Tio Emílio gostava muito de música e sempre teve vontade de aprender a tocar violão. Em 1933, seu irmão Antonio (meu avô) presenteou-lhe com um violão e ele rapidamente aprendeu as primeiras notas, sendo que sua marchinha preferida era: “Hei, São Paulo! São Paulo da garoa, São Paulo terra boa...”
Em 1935 após vários tratamentos, tio Emílio passou por uma cirurgia na perna esquerda, na qual foi preciso retirar um osso na parte inferior. A cirurgia foi realizada em São Paulo e ele ficou mais de um mês sobre os cuidados do Dr. Sebastião Almeida Penteado.
O tempo foi passando e tio Emílio sentia-se muito atormentado pelas dores e, principalmente, por imaginar que estava dando muito trabalho e gastos à família. Embora tentasse disfarçar, deixou de ser um jovem alegre e estrovertido, passando a ser calado e triste.
No dia 23 de abril de 1938, certamente depois de muita reflexão, tio Emílio arreou o seu cavalo chamado “Trovão” e, em seguida, escondeu dentro da calça uma garrucha, de pequeno porte, que pertencera a seu pai. Por volta de 11 horas, ele ajoelhou-se diante de um quadro do movimento “Apostolado da Oração”, do qual fazia parte, fez o sinal da cruz e saiu em direção à vila (forma como chamavam a cidade naquela época).
Ao chegar na entrada da vila, parou diante de um grande pé de figueira que ficava na chácara do Sr. João Zago – onde hoje se localiza a residência do Sr. Natalino Zago. Ficou debruçado durante algum tempo sobre o cavalo – com certeza para refletir mais um pouco sobre aquilo que pretendia fazer. Exatamente ao meio-dia, quando não havia ninguém na estrada, dobrou, com a ponta da garrucha, a aba de seu chapéu preto sobre o ouvido e apertou o gatilho.

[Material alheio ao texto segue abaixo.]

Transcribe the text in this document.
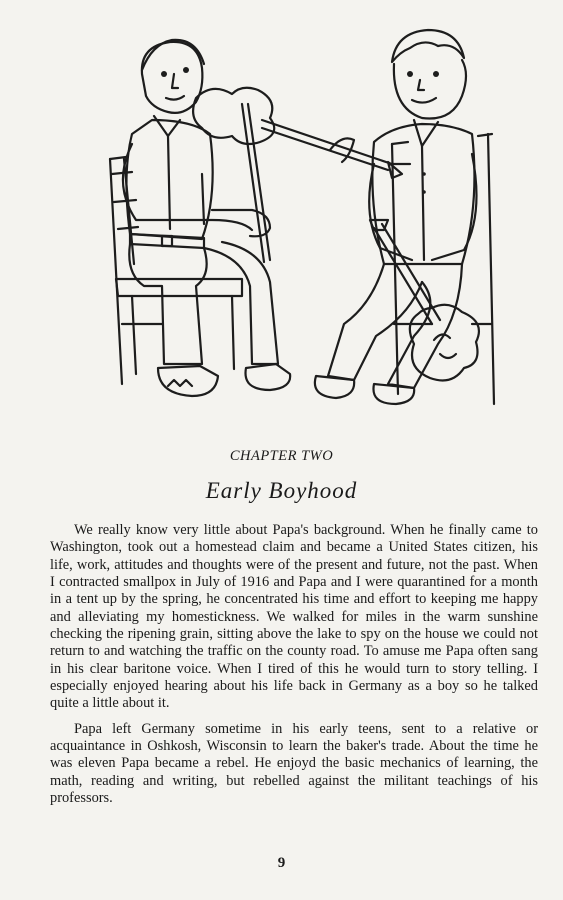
CHAPTER TWO
Early Boyhood

We really know very little about Papa's background. When he finally came to Washington, took out a homestead claim and became a United States citizen, his life, work, attitudes and thoughts were of the present and future, not the past. When I contracted smallpox in July of 1916 and Papa and I were quarantined for a month in a tent up by the spring, he concentrated his time and effort to keeping me happy and alleviating my homestickness. We walked for miles in the warm sunshine checking the ripening grain, sitting above the lake to spy on the house we could not return to and watching the traffic on the county road. To amuse me Papa often sang in his clear baritone voice. When I tired of this he would turn to story telling. I especially enjoyed hearing about his life back in Germany as a boy so he talked quite a little about it.

Papa left Germany sometime in his early teens, sent to a relative or acquaintance in Oshkosh, Wisconsin to learn the baker's trade. About the time he was eleven Papa became a rebel. He enjoyd the basic mechanics of learning, the math, reading and writing, but rebelled against the militant teachings of his professors.

9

Esta primeira perda na família, ainda mais de uma forma tão trágica, quase enlouqueceu meu avô e seus irmãos. Segundo alguns relatos, por vários anos meu avô, na hora das refeições, olhava pela janela da casa e gritava: “Mílio, a comida tá pronta, vem comer”. Uma de suas irmãs, a Felista, precisou passar uns tempos na casa dos parentes em Tambaú para amenizar o sofrimento. Ela costurava camisas para seus irmãos e, mesmo após a morte de tio Emílio, continuou fazendo camisas para ele.
Vale aqui dizer, que Emilio não foi o único a tirar a própria vida. Outros dois irmãos de meu bisavô João Zaganin, também tiveram o mesmo triste destino.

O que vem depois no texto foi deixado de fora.